Twilight enough for ya?
First, an amount of the patient's blood is extracted. Then, according to the maker, the platelets are separated from the red blood cells. The platelets are blended with a proprietary synthetic mixture and injected into your frown line.
"This happens to coincide with all this fascination people have right now with blood - the whole vampire craze," says Dr. Tabasum Mir, who specializes in cosmetic dermatology and cosmetic laser surgery in Manhattan.
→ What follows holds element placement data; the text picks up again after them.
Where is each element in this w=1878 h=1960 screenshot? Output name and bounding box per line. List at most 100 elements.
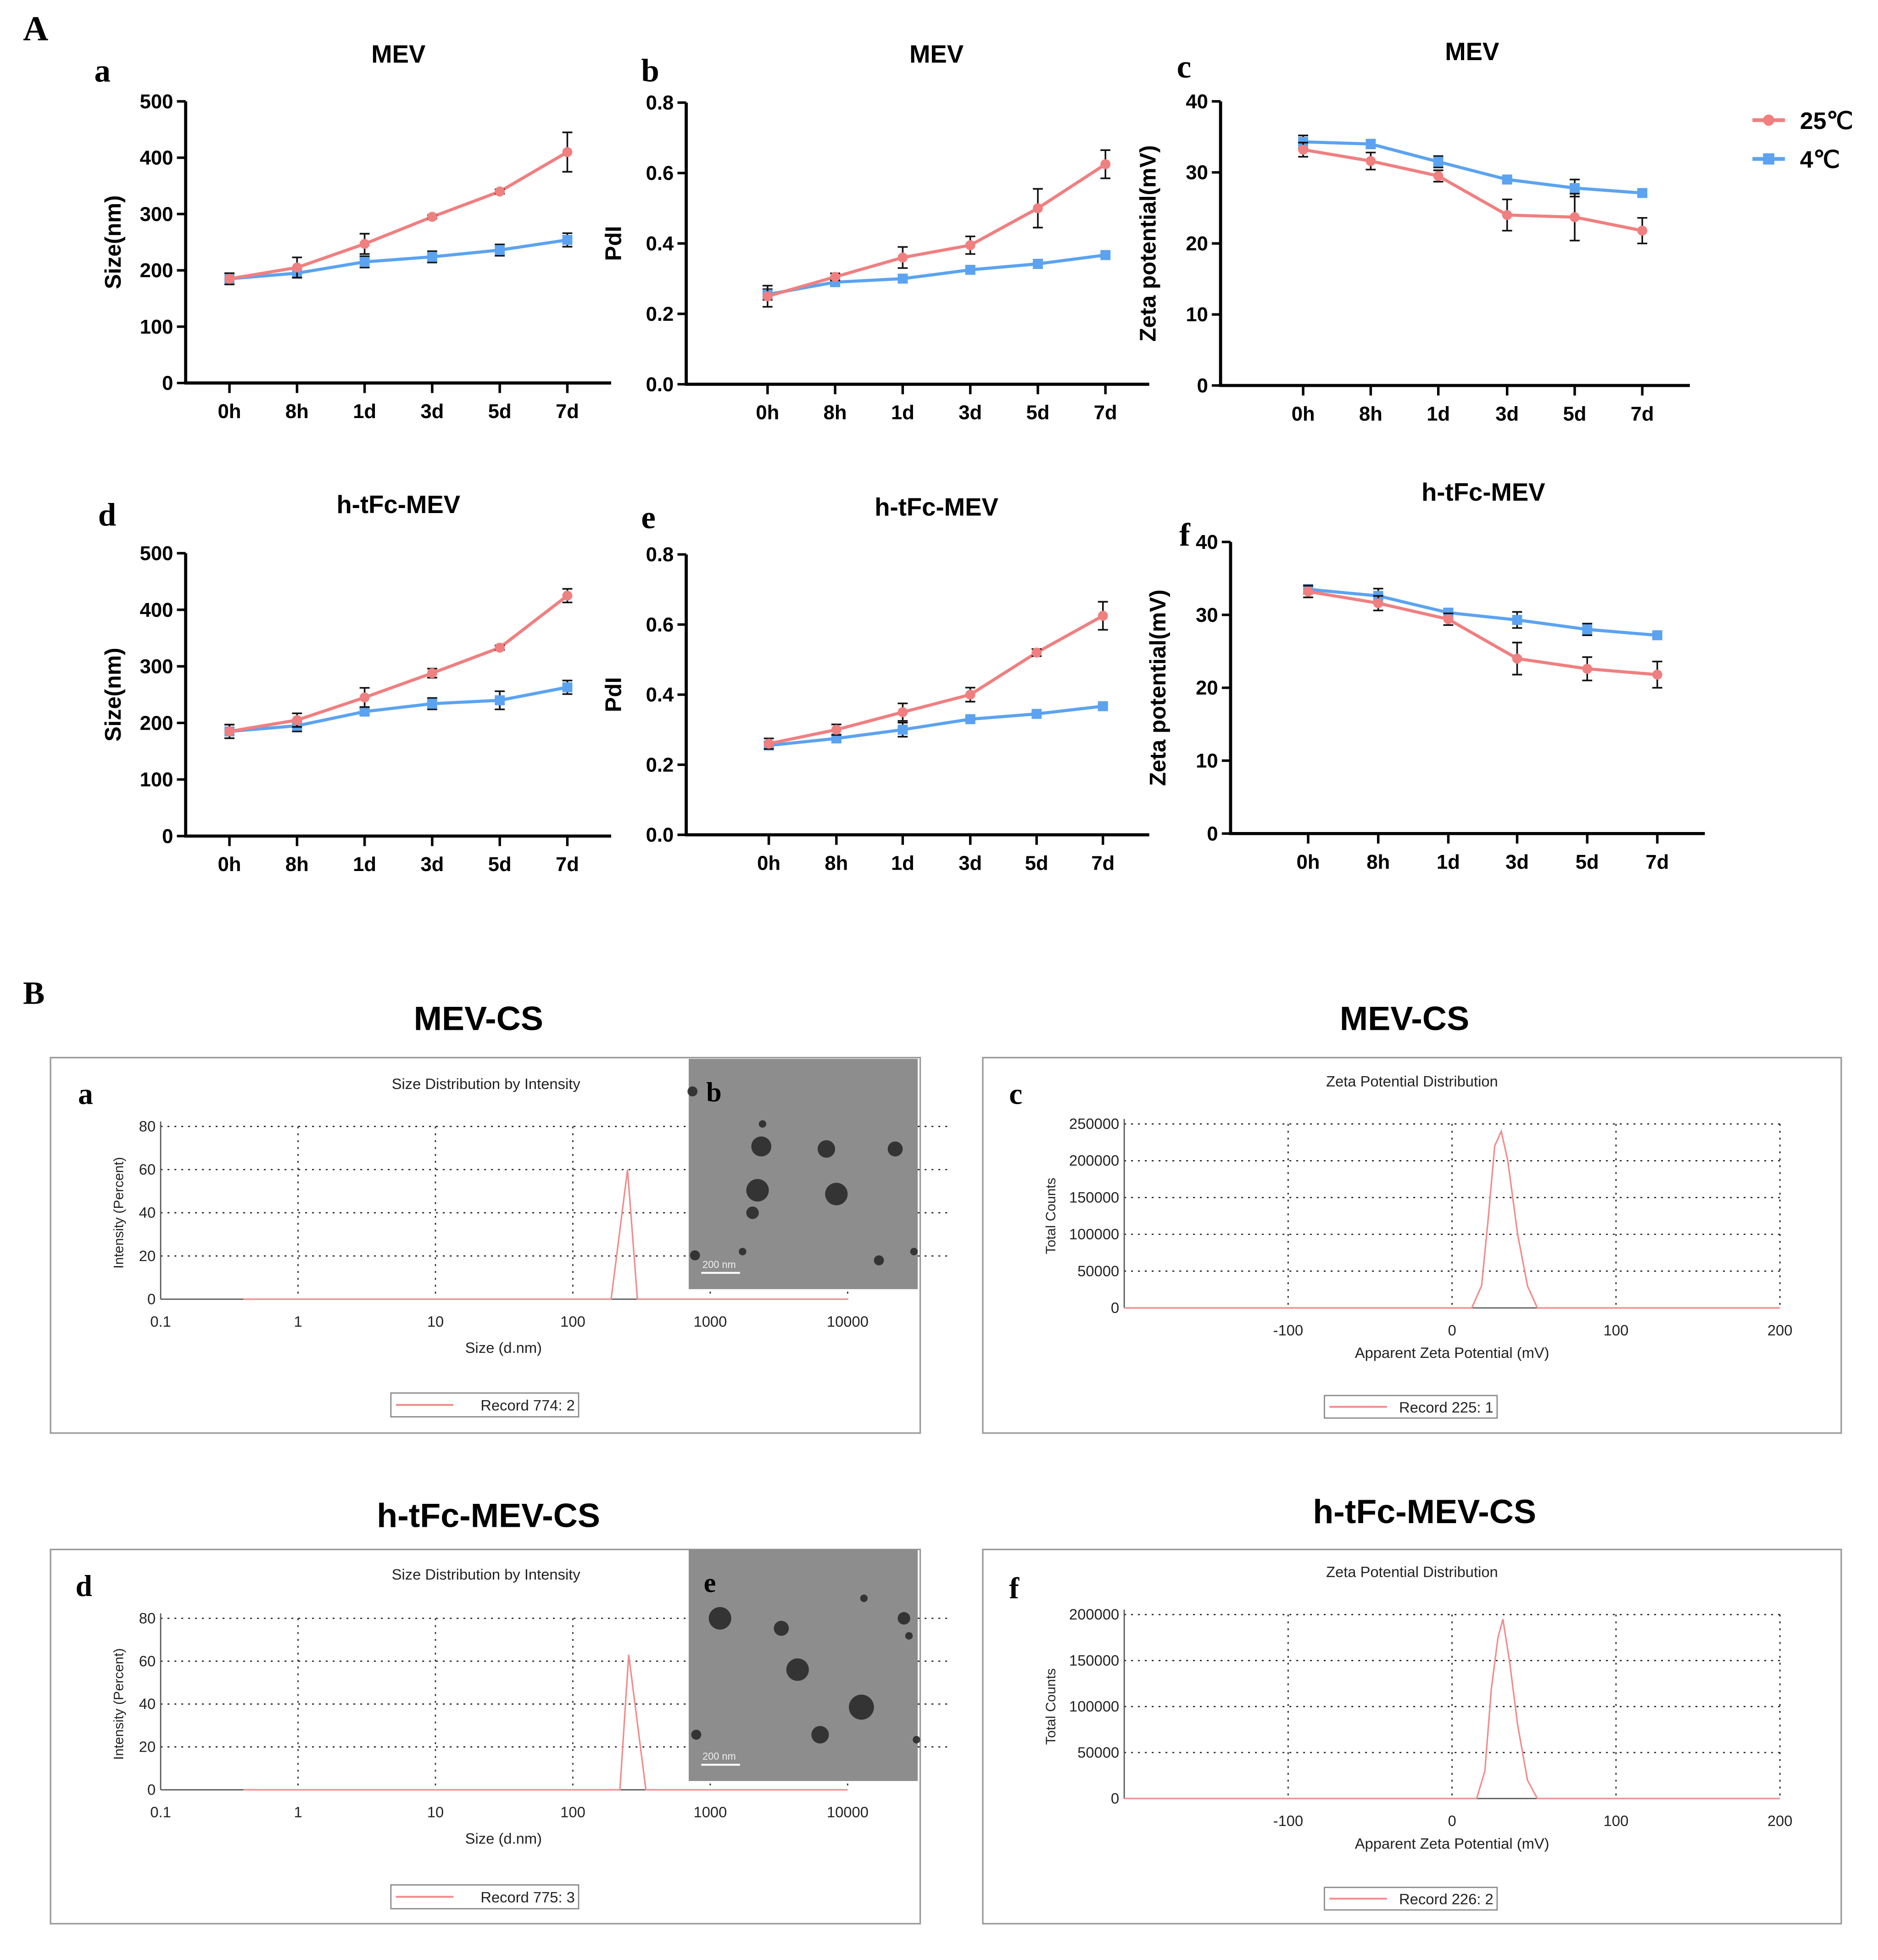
y-axis-label: Total Counts — [1043, 1178, 1059, 1254]
legend: 25℃ 4℃ — [1752, 107, 1853, 173]
y-tick-label: 0.0 — [646, 824, 674, 846]
y-tick-label: 0.0 — [646, 374, 674, 396]
data-point-4c — [965, 714, 975, 725]
x-tick-label: 3d — [420, 401, 444, 423]
series-line-4c — [229, 686, 568, 733]
data-point-4c — [562, 682, 573, 692]
x-tick-label: 0 — [1448, 1812, 1456, 1829]
y-tick-label: 0 — [162, 373, 173, 395]
y-tick-label: 500 — [140, 542, 173, 564]
series-line-4c — [769, 704, 1103, 747]
legend-label-25c: 25℃ — [1800, 107, 1853, 134]
data-point-25c — [1100, 159, 1111, 169]
data-point-4c — [495, 695, 505, 705]
x-tick-label: 3d — [959, 402, 982, 424]
legend-label: Record 775: 3 — [480, 1889, 575, 1906]
y-tick-label: 10 — [1196, 750, 1218, 772]
nanoparticle — [691, 1730, 702, 1740]
data-point-4c — [1365, 139, 1376, 149]
y-tick-label: 40 — [1196, 531, 1218, 553]
y-tick-label: 100 — [140, 316, 173, 338]
nanoparticle — [913, 1736, 920, 1744]
distribution-curve — [1124, 1619, 1780, 1799]
data-point-25c — [292, 715, 302, 726]
y-axis-label: Intensity (Percent) — [111, 1157, 126, 1268]
y-tick-label: 100000 — [1069, 1226, 1119, 1243]
y-axis-label: PdI — [602, 677, 626, 712]
y-tick-label: 250000 — [1069, 1115, 1119, 1132]
x-tick-label: 100 — [1604, 1322, 1629, 1339]
data-point-25c — [1098, 610, 1108, 621]
y-tick-label: 40 — [139, 1695, 156, 1712]
nanoparticle — [774, 1620, 789, 1636]
x-tick-label: 0h — [218, 401, 241, 423]
data-point-25c — [495, 186, 505, 197]
section-b-label: B — [23, 975, 45, 1011]
data-point-25c — [292, 262, 302, 273]
data-point-25c — [562, 591, 573, 601]
line-chart-c: c MEV 0 10 20 30 40 0h 8h 1d 3d 5d 7d Zeta potential(… — [1136, 38, 1690, 425]
data-point-4c — [831, 733, 841, 744]
y-tick-label: 50000 — [1077, 1262, 1119, 1279]
x-tick-label: 3d — [959, 852, 982, 874]
data-point-4c — [1033, 259, 1043, 269]
x-tick-label: 1000 — [694, 1313, 727, 1330]
data-point-25c — [831, 725, 841, 735]
chart-title: Zeta Potential Distribution — [1326, 1563, 1498, 1580]
data-point-25c — [1365, 156, 1376, 166]
distribution-curve — [243, 1654, 848, 1791]
data-point-25c — [1303, 586, 1313, 597]
nanoparticle — [690, 1250, 700, 1261]
nanoparticle — [746, 1179, 769, 1202]
data-point-25c — [224, 726, 235, 737]
y-tick-label: 30 — [1186, 162, 1208, 184]
data-point-25c — [763, 738, 774, 749]
y-tick-label: 100000 — [1069, 1698, 1119, 1715]
panel-letter: e — [641, 500, 655, 536]
x-tick-label: 1 — [294, 1804, 302, 1820]
panel-letter: f — [1009, 1572, 1020, 1605]
y-tick-label: 200000 — [1069, 1152, 1119, 1169]
data-point-4c — [1637, 188, 1648, 198]
x-tick-label: 100 — [1604, 1812, 1629, 1829]
data-point-4c — [427, 251, 437, 262]
x-tick-label: 0h — [756, 402, 779, 424]
nanoparticle — [708, 1607, 731, 1630]
series-line-4c — [1303, 140, 1643, 195]
x-tick-label: 7d — [556, 854, 579, 876]
x-tick-label: 3d — [1505, 851, 1529, 873]
data-point-4c — [1582, 624, 1593, 635]
panel-letter: d — [76, 1569, 92, 1603]
legend-marker-circle — [1763, 114, 1774, 126]
group-title: MEV-CS — [1340, 1000, 1469, 1038]
data-point-4c — [562, 235, 573, 245]
x-tick-label: 1d — [1427, 403, 1450, 425]
y-tick-label: 40 — [1186, 91, 1208, 113]
y-tick-label: 200 — [140, 260, 173, 282]
tem-background — [689, 1059, 918, 1290]
series-line-4c — [229, 238, 568, 280]
x-axis-label: Apparent Zeta Potential (mV) — [1355, 1344, 1549, 1361]
chart-title: Zeta Potential Distribution — [1326, 1072, 1498, 1089]
nanoparticle — [739, 1248, 747, 1256]
panel-letter: c — [1009, 1078, 1022, 1111]
line-chart-e: e h-tFc-MEV 0.0 0.2 0.4 0.6 0.8 0h 8h 1d 3d 5d 7d PdI — [602, 493, 1149, 874]
x-axis-label: Size (d.nm) — [465, 1339, 542, 1356]
y-tick-label: 0.4 — [646, 684, 674, 706]
y-tick-label: 200000 — [1069, 1606, 1119, 1623]
x-tick-label: 100 — [560, 1313, 585, 1330]
x-tick-label: -100 — [1273, 1812, 1304, 1829]
data-point-25c — [1031, 648, 1042, 658]
x-tick-label: 1d — [1437, 851, 1460, 873]
x-tick-label: 1d — [891, 402, 914, 424]
x-axis-label: Size (d.nm) — [465, 1830, 542, 1847]
scale-bar-label: 200 nm — [702, 1751, 736, 1762]
data-point-4c — [897, 725, 908, 735]
data-point-25c — [359, 692, 370, 703]
data-point-25c — [1512, 653, 1522, 664]
data-point-4c — [965, 265, 975, 275]
nanoparticle — [758, 1120, 767, 1128]
x-tick-label: 1d — [353, 401, 376, 423]
y-tick-label: 80 — [139, 1118, 156, 1135]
Her patients are not requesting it, she ads, but inquiring out of curiosity. "I don't think my patients are interested in a two-step procedure when there are a lot of other fillers around that have been tried and tested."
Besides, one can't help but thinking that a real vampire wouldn't need Sephyl or any other wrinkle filler, because the undead stay out of the sun and never age.
Anyway, is it safe for humans?
"We certainly looked into it, but I think there probably isn't much of a problem when it comes to safety," says Dr. David Bank, President of the New York State Society for Dermatology and Dermatologic Surgery. "And by now, if any of our members were coming in with problems or complaints they would be reported to the society and those reports would be then shuttled to me. I haven't heard anything bad. But that's not a guarantee. The jury is still out."